What You Need to Know

Although it is not the most common of mental health issues, schizophrenia still affects over three million Americans and about one percent of the global population (approximately 60 million people). Schizophrenia affects how a person thinks, interacts with their loved ones, manages their personal and professional relationships and maintains their overall health and quality of life. It is a partially genetic disorder characterized by the breakdown in the relation between thought, emotion, and behavior, leading to faulty perception, inappropriate actions and feelings, withdrawal from reality and personal relationships into fantasy and delusion, and a sense of mental fragmentation. Nearly half of the people suffering from schizophrenia also present with a lifetime history of substance use disorders (SUD), at a rate that is much higher than the one seen among unaffected individuals.

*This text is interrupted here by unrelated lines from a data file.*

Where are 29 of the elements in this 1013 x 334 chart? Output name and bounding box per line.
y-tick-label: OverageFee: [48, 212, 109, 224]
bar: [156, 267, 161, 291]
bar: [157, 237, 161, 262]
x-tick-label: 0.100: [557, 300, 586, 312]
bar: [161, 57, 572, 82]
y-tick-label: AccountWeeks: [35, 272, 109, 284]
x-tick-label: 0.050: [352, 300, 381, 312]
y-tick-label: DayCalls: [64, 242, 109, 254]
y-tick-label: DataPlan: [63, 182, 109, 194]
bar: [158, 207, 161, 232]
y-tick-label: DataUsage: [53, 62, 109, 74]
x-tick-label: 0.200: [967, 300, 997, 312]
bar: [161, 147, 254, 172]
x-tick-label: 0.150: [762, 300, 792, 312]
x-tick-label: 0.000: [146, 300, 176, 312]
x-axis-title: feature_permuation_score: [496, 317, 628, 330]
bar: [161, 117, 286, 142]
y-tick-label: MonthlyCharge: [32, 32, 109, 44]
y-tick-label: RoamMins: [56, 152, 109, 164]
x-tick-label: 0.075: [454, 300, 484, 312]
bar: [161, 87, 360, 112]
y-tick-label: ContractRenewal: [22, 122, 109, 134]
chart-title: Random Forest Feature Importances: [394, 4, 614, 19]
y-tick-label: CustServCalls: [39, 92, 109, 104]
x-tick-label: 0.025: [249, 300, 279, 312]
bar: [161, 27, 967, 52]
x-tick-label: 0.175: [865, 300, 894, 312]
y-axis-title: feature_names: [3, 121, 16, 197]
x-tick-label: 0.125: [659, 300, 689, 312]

Signs and Symptoms of A Possible Schizophrenia Diagnosis

What to Look For

Over three quarters of those who develop schizophrenia do so between the ages of 16 and 25 years. This means that friends and loved ones of those in this age group are uniquely positioned to identify issues that could suggest the onset of the disease. Although schizophrenia is less common than other kinds of mental health issues, like depression, anxiety and even bipolar disorder, it still happens and will likely get worse without proper treatment. Some of the more common signs and symptoms of depression may include, but are not limited to:

  • Social Isolation
  • Disorganized Behavior
  • Aggression and Agitation
  • Compulsive Behavior
  • Excitability
  • Hostility
  • Repetitive Movements
  • Self-Harm
  • Lack of Restraint
  • Incoherent Speech
  • Rapid and Frenzied Speaking
  • Hallucination
  • Paranoia
  • Hearing Voices

Studies have indicated that 25% of those having schizophrenia recover completely, 50% are improved over a 10-year period, and 25% do not improve over time. If you or a loved one are experiencing any of these symptoms and have a family history of schizophrenia, speak to your doctor immediately. Although early detection can drastically improve one’s quality of life, half of those diagnosed with schizophrenia have received no treatment.